Ibis
Ibis is a portable Python dataframe library. Because Sail is a Spark Connect server, Ibis can run your existing PySpark-backend code against Sail with a one-line change.
Installation
Install Ibis with the PySpark backend, along with a Spark Connect client.
pip install "ibis-framework[pyspark]>=12,<13"Then install and run Sail by following the Getting Started guide.
Connecting to Sail
Ibis's PySpark backend accepts any SparkSession. Build one that points at your running Sail server using the sc:// URL, and pass it to ibis.pyspark.connect.
import ibis
from pyspark.sql import SparkSession
spark = SparkSession.builder.remote("sc://localhost:50051").getOrCreate()
con = ibis.pyspark.connect(session=spark)If you already use Ibis against a local JVM Spark or a Spark cluster, this is the only change required. The rest of your Ibis code works unchanged.
INFO
Replace localhost:50051 with the address of your Sail server.
TIP
For exploratory work in a notebook or REPL, enable Ibis's interactive mode so expressions render as tables instead of unevaluated objects.
ibis.options.interactive = TrueINFO
Sail is tested against Ibis 12.x. Newer versions may work but are not yet verified.
Example
import ibis
from ibis import _
from pyspark.sql import SparkSession
spark = SparkSession.builder.remote("sc://localhost:50051").getOrCreate()
con = ibis.pyspark.connect(session=spark)
users = con.read_parquet("/data/users.parquet", table_name="users")
result = (
users
.filter(_.age > 30)
.group_by("country")
.aggregate(n=_.count(), avg_age=_.age.mean())
.order_by(ibis.desc("n"))
.execute()
)
print(result)Ibis compiles the expression to PySpark operations, ships it over Spark Connect, and Sail executes it. execute() returns a pandas DataFrame.

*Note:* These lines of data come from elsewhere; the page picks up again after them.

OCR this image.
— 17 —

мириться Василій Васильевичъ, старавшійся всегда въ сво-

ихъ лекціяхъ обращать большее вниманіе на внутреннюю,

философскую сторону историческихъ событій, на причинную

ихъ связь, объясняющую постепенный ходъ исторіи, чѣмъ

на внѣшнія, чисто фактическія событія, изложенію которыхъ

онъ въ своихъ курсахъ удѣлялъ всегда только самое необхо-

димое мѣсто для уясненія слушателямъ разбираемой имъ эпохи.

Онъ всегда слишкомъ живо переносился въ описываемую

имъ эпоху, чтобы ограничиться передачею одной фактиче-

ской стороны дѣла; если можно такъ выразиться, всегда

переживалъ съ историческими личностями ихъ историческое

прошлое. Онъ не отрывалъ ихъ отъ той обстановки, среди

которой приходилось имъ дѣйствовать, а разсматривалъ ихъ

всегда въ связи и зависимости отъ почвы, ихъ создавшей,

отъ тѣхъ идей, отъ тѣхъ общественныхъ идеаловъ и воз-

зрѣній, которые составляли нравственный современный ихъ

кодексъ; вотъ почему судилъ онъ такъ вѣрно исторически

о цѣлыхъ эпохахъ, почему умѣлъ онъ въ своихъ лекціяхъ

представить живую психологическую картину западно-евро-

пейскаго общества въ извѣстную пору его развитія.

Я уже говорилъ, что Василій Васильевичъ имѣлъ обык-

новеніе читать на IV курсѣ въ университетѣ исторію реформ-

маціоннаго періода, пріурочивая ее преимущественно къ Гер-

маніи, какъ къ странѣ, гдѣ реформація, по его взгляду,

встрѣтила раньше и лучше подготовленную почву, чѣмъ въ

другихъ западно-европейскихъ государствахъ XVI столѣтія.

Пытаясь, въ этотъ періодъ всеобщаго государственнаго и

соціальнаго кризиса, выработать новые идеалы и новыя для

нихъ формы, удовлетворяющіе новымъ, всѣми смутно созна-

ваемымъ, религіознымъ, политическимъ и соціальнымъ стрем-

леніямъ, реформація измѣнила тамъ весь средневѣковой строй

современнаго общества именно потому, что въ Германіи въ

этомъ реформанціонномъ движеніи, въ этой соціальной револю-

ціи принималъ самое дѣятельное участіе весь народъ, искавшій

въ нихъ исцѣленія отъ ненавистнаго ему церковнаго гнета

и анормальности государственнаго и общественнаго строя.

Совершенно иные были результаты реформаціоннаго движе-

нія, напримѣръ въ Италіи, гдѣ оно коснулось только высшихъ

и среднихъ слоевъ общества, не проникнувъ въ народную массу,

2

You can also run raw SQL through the same connection.
con.sql("SELECT country, COUNT(*) AS n FROM users GROUP BY country").execute()Deploying in Production
For production use, run Sail on your own infrastructure and have your Ibis client connect to it over the network. See the Deployment guide for how to run Sail on Kubernetes or in a container.
Once Sail is running, point Ibis at its address. The client code is the same as local use — only the sc:// URL changes.
import ibis
from pyspark.sql import SparkSession
spark = SparkSession.builder.remote("sc://sail.internal:50051").getOrCreate()
con = ibis.pyspark.connect(session=spark)Your Ibis client can run anywhere that has network access to the Sail server — an application server, an Airflow worker, a notebook environment, or a data science workstation. Ibis itself is a thin client over Spark Connect, so it does not need to be co-located with Sail.
INFO
Sail serves Spark Connect over gRPC on the configured address. Network-level access control (private networking, ingress rules, VPN, port-forwarding for Kubernetes) is handled at your deployment layer, not inside Ibis or the Spark Connect client.
Why Use Ibis with Sail
- Keep your code portable. The same Ibis expressions can target DuckDB, BigQuery, Snowflake, and other backends. Using Sail does not lock you in.
- Skip the JVM.
sail spark serverplus Ibis gives you the full dataframe experience locally with no JVM to manage. - Drop-in for existing PySpark-backend users. Point your
SparkSessionat Sail and your Ibis workflow runs on Sail's engine.